Warning: Some inconsistent behaviour has been reported with ifalign; this was
likely caused by the previously reported (and now fixed) issue with the alignment
script interaction with degismo. The current expectation is that BOTH ialign and
ifalign should work properly, but it is worth paying attention to this - perhaps by
taking a second image after running ifalign and ensuring that the objects are indeed
well centered!
Setting up GISMO:
1. Put the plate in GISMO and make sure it fits well. There are three small tabs cut out
on the edge of the mask, which correspond to tabs on the GISMO mask holder; there
is a unique rotation and flip to match the tabs up. Align the tabs carefully. You may
need to trim about 1mm along one edge of the mask to make it fit; this is a known
problem, due to a flaw in the mask blanks (the next batch of GISMO masks will not
have this problem).
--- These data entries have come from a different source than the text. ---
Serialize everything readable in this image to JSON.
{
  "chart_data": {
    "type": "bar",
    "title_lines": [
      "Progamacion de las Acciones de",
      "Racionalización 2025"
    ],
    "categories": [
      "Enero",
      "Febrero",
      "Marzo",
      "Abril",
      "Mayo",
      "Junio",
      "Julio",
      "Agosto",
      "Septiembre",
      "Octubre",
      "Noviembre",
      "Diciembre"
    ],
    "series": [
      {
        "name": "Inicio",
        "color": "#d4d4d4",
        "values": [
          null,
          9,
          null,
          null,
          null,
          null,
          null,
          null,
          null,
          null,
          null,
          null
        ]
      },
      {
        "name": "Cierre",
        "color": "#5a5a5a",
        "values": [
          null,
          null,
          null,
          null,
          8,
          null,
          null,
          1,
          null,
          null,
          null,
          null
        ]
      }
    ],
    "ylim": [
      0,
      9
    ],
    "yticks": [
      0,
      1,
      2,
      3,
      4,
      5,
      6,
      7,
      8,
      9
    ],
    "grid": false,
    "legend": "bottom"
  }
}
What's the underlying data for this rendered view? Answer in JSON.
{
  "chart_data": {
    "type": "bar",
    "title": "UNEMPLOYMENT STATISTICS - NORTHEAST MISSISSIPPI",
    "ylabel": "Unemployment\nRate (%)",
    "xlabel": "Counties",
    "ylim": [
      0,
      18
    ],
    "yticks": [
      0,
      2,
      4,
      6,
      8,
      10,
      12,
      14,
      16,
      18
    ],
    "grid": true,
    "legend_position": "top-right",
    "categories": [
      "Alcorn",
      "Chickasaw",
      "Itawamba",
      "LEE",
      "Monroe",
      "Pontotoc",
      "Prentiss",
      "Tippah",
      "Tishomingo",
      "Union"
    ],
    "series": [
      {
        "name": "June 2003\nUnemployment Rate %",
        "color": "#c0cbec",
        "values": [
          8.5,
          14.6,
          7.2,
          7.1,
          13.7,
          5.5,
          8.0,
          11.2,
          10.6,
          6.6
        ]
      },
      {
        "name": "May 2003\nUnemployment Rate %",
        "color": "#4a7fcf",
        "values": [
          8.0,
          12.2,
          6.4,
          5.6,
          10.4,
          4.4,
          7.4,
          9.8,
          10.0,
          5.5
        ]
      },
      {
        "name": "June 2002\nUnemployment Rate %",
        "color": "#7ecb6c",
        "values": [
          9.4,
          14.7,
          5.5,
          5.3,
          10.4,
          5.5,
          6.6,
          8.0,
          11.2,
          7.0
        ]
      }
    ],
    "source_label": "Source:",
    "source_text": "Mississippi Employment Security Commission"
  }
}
The best solution for trimming the masks found so far is to use the
paper cutter in the library in the support building; be SURE to trim the correct edge or
you will ruin the mask! Write down the labels of each mask in the GISMO plate once
you have installed it.
2. Install GISMO in IMACS and connect the power cable.
3. Power on the GISMO control electronics (in the large cabinet in the IMACS on the
platform.)
4. Restart GISMO in the IMACS instrument control.
5. Add your mask labels to the GISMO gui by running in an xterm imacs setuptool.
6. Hit maskload and initialize GISMO.
7. Move GISMO into the beam. Do this only in the horizontal position. To put IMACS
in the horizontal position you need to compute the rotator angle as:
Rot = 134 – ZD, where the ZD = 90 – Elevation, or Rot = 44 + Elevation.
(you may also use angles 180 degrees from this)
There has been a problem with the feedback from the clamp which locks
GISMO into place once it is inserted. Either the clamp doesn't turn green
or the mask state doesn't turn green, although the insertion and clamping
works fine. If this problem occurs it can probably be safely ignored,
though please do document this so we can address it.